La plus haute assemblée des Eglises orthodoxes s’est régulièrement ouverte le 20 juin en Crète, en dépit de la défection de quelques églises, en commençant par celle de Moscou.


Cela aurait dû être un concile panorthodoxe, le dernier remontant au schisme de 1054. En fin de compte, et on ne le dira qu’à voix basse, ce sera, au mieux, une conférence épiscopale.

Ce qui se déroule en Crète du 20 au 26 juin semble n’être qu’une énième mise en scène d’un désaccord profond dont personne n’arrive à se libérer.
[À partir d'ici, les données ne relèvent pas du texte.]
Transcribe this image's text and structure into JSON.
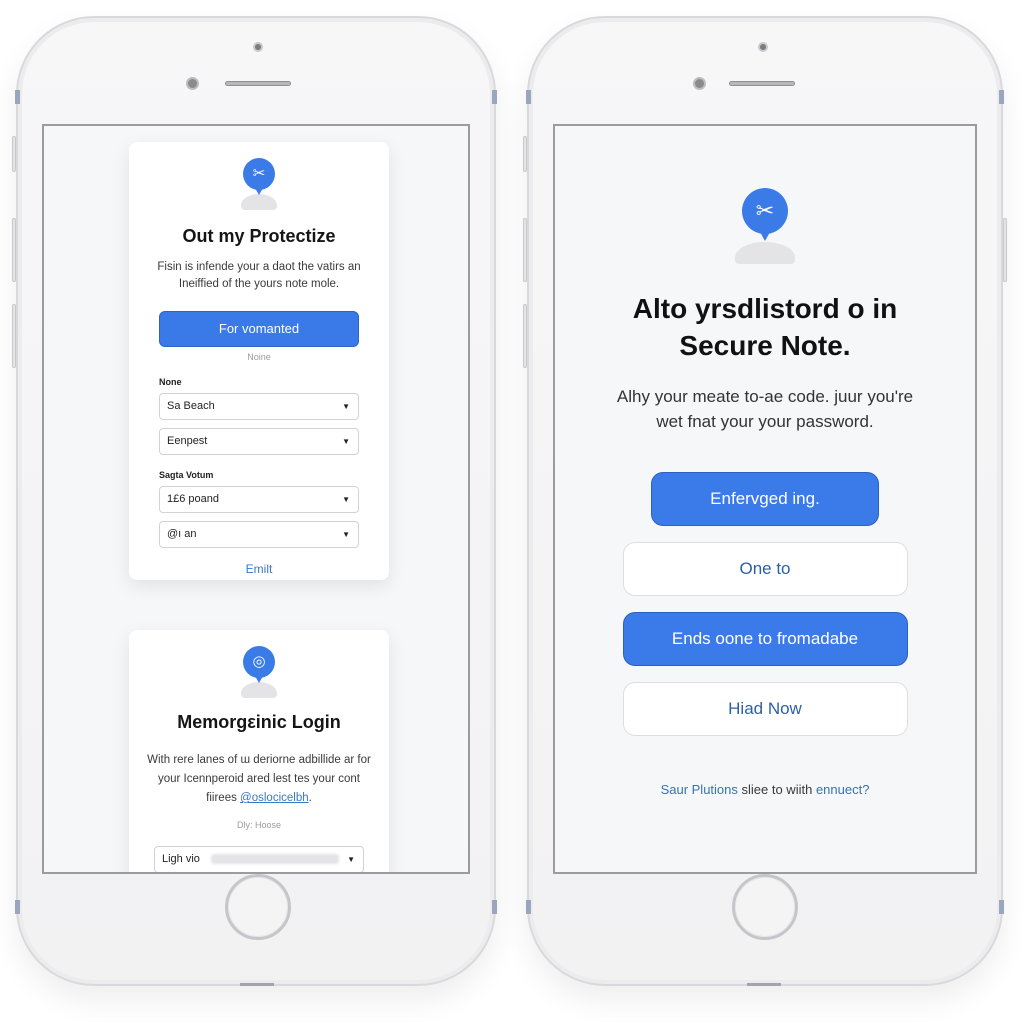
{
  "left_phone": {
    "card_protect": {
      "icon": "shield-lock-icon",
      "title": "Out my Protectize",
      "description": "Fisin is infende your a daot the vatirs an Ineiffied of the yours note mole.",
      "primary_button": "For vomanted",
      "hint": "Noine",
      "section1_label": "None",
      "select1_value": "Sa Beach",
      "select2_value": "Eenpest",
      "section2_label": "Sagta Votum",
      "select3_value": "1£6 poand",
      "select4_value": "@ı an",
      "link_button": "Emilt"
    },
    "card_login": {
      "icon": "fingerprint-icon",
      "title": "Memorgεinic Login",
      "description_before_link": "With rere lanes of ɯ deriorne adbillide ar for your Icennperoid ared lest tes your cont fiirees ",
      "description_link": "@oslocicelbh",
      "description_after_link": ".",
      "hint": "Dly: Hoose",
      "select_label": "Ligh vio",
      "select_value_blurred": true
    }
  },
  "right_phone": {
    "icon": "key-lock-icon",
    "title_line1": "Alto yrsdlistord o in",
    "title_line2": "Secure Note.",
    "description_line1": "Alhy your meate to-ae code. juur you're",
    "description_line2": "wet fnat your your password.",
    "buttons": [
      {
        "label": "Enfervged ing.",
        "style": "filled"
      },
      {
        "label": "One to",
        "style": "outline"
      },
      {
        "label": "Ends oone to fromadabe",
        "style": "filled"
      },
      {
        "label": "Hiad Now",
        "style": "outline"
      }
    ],
    "footer_link1": "Saur Plutions",
    "footer_text": " sliee to wiith ",
    "footer_link2": "ennuect?"
  },
  "colors": {
    "accent": "#3a7be9",
    "link": "#3a78c8",
    "screen_bg": "#f6f7f9"
  }
}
Quatre des quatorze chefs d’Église qui s’étaient engagés à y prendre part y ont renoncé. Pourtant cette assemblée de Crète portait l’espoir sincère de réunir en un Saint et grand concile de l’Eglise orthodoxe tous les évêques de toutes les églises autocéphales qui composent actuellement l’Orthodoxie à savoir : Patriarcat de Constantinople, Patriarcat d’Alexandrie, Patriarcat d’Antioche, Patriarcat de Jérusalem, Patriarcat de Moscou, Patriarcat de Géorgie, Patriarcat de Serbie, Patriarcat de Roumanie, Patriarcat de Bulgarie mais aussi les Églises de Chypre, de Grèce, de Pologne, d’Albanie, des terres Tchèques et Slovaques dirigées par un archevêque ou métropolitain.  

L’assemblée porte une nouvelle fois le sceau de la séparation entre les Églises de tradition byzantine et les Églises de tradition slave (à l’exception d’Antioche). Ces dernières, numériquement plus importantes que leurs églises sœurs qui se réfèrent à Constantinople, sont bien déterminées à affirmer certaines prérogatives (y compris politique) qui depuis des siècles opposent désormais Moscou et Byzance. Conséquence : un volte-face de dernière minute et des défections pour des raisons différentes. Mais comment est née l’idée d’un conseil panorthodoxe ? Quelle importance revêt-il ? Et qui a à saboter cette initiative ?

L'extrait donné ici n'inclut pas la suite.